Les parents de mon camarade habitaient Fez et nous nous rendîmes chez eux en autocar. La porte nous fut ouverte par sa sœur, et je vis là, devant moi, une bouée qui me fit oublier immédiatement celle que j'avais manquée de si peu à Meknès. Simone était une de ces Françaises d'Afrique du Nord dont la peau mate, les attaches fines et les yeux langoureux sont les caractéristiques admirables et bien connues. Elle était gaie, cultivée, encourageait son frère et moi à poursuivre la lutte et me regardait parfois avec une gravité qui me bouleversait. Sous ce regard, je me sentis à nouveau complet, droit, bien solide sur mes jambes, et je décidai aussitôt de lui demander sa main. Je fus bien reçu, nous nous embrassâmes sous l'œil ému des parents, et il fut entendu qu'elle allait me rejoindre en Angleterre, à la première occasion. Six semaines plus tard, à Londres, son frère me remit une lettre dans laquelle Simone m'apprenait qu'elle avait épousé un jeune architecte de Casa, ce qui fut pour moi un coup terrible, car non seulement j'avais cru avoir trouvé en elle la femme de ma vie, mais je l'avais déjà complètement oubliée, et sa lettre fut pour moi, ainsi, sur moi-même, une double et pénible révélation.
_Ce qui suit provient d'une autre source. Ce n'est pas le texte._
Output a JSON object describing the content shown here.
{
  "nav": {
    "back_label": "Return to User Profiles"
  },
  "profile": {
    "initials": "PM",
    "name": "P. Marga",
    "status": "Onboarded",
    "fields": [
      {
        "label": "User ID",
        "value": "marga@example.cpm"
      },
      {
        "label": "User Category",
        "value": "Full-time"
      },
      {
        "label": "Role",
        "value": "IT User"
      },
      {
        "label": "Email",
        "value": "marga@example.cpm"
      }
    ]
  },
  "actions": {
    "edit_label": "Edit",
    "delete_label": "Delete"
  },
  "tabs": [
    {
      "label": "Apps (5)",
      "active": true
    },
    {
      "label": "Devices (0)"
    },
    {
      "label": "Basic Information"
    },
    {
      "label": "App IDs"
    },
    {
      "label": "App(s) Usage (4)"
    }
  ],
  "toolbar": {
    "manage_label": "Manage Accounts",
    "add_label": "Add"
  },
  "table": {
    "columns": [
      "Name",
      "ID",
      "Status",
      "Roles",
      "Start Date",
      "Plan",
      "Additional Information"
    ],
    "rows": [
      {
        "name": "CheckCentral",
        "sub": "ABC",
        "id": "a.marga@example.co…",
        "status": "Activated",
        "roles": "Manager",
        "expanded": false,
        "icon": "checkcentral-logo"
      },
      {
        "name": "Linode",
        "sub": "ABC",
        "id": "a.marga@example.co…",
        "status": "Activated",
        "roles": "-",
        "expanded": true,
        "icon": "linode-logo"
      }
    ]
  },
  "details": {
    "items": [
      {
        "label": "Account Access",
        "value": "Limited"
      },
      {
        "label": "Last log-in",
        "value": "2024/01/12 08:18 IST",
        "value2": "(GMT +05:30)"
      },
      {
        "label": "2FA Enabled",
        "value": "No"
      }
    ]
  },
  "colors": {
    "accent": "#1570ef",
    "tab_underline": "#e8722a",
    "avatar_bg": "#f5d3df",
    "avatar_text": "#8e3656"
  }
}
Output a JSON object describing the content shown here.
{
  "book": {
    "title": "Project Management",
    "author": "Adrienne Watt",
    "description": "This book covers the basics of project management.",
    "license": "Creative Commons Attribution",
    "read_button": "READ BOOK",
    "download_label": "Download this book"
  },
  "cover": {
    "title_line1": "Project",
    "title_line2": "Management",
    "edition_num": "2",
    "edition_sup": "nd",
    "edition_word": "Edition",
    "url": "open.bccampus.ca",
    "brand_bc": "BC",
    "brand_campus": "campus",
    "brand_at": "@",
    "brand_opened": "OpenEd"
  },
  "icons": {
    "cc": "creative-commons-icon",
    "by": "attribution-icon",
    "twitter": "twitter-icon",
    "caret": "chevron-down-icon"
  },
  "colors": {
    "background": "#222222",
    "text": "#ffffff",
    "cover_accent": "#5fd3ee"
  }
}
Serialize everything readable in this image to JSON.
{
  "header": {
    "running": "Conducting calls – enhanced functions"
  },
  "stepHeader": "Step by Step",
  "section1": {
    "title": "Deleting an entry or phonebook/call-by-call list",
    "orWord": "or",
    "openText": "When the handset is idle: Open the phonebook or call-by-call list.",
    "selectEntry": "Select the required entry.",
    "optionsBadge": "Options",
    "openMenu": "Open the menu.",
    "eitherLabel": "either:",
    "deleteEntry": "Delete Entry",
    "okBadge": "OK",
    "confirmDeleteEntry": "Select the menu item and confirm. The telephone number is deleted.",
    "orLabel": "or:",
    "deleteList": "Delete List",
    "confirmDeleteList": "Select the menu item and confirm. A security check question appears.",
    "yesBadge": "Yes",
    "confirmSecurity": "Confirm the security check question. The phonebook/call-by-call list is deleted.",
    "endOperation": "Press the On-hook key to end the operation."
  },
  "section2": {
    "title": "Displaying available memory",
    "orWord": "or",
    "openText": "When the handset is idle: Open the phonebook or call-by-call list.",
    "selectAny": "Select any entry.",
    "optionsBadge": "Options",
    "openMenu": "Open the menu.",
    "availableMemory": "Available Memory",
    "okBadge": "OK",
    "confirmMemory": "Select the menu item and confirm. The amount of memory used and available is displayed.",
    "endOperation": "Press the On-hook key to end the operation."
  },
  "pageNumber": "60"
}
Nos efforts pour convaincre le Consul d'Angleterre de nous procurer de faux papiers ne donnèrent pas de résultat et je décidai de m'emparer d'un Morane-315 à l'aérodrome de Meknès, et d'aller me poser à Gibraltar. Encore fallait-il en trouver un qui ne fût pas en panne, ou découvrir un mécanicien bien disposé; je me mis donc à errer sur le terrain en regardant fixement chaque mécano pour essayer de lire dans son cœur. J'allais en aborder un, dont la bonne mine et le nez retroussé m'inspiraient confiance, lorsque je vis un Simoun se poser sur la piste et s'arrêter à vingt pas de l'endroit où je me trouvais. Un lieutenant-pilote sortit de l'avion et se dirigea vers le hangar. C'était un clin d'œil complice et amical du ciel à mon intention et il n'était pas question de laisser passer cette chance. Je me couvris de sueur froide et l'angoisse me serra le ventre: j'étais loin d'être sûr de pouvoir décoller et piloter un Simoun. Dans mes heures d'entraînement clandestin, je n'avais jamais dépassé le Morane et le Potez-S4O. Mais il n'était pas question de me dérober: j'étais tenu. Je sentais le regard d'admiration et de fierté de ma mère posé sur moi. Je me demandai soudain si avec la défaite et l'occupation l'insuline n'allait pas manquer en France. Elle n'aurait pas tenu trois jours sans ses piqûres. Peut-être pourrais-je m'arranger avec la Croix-Rouge à Londres pour lui en faire parvenir par la Suisse.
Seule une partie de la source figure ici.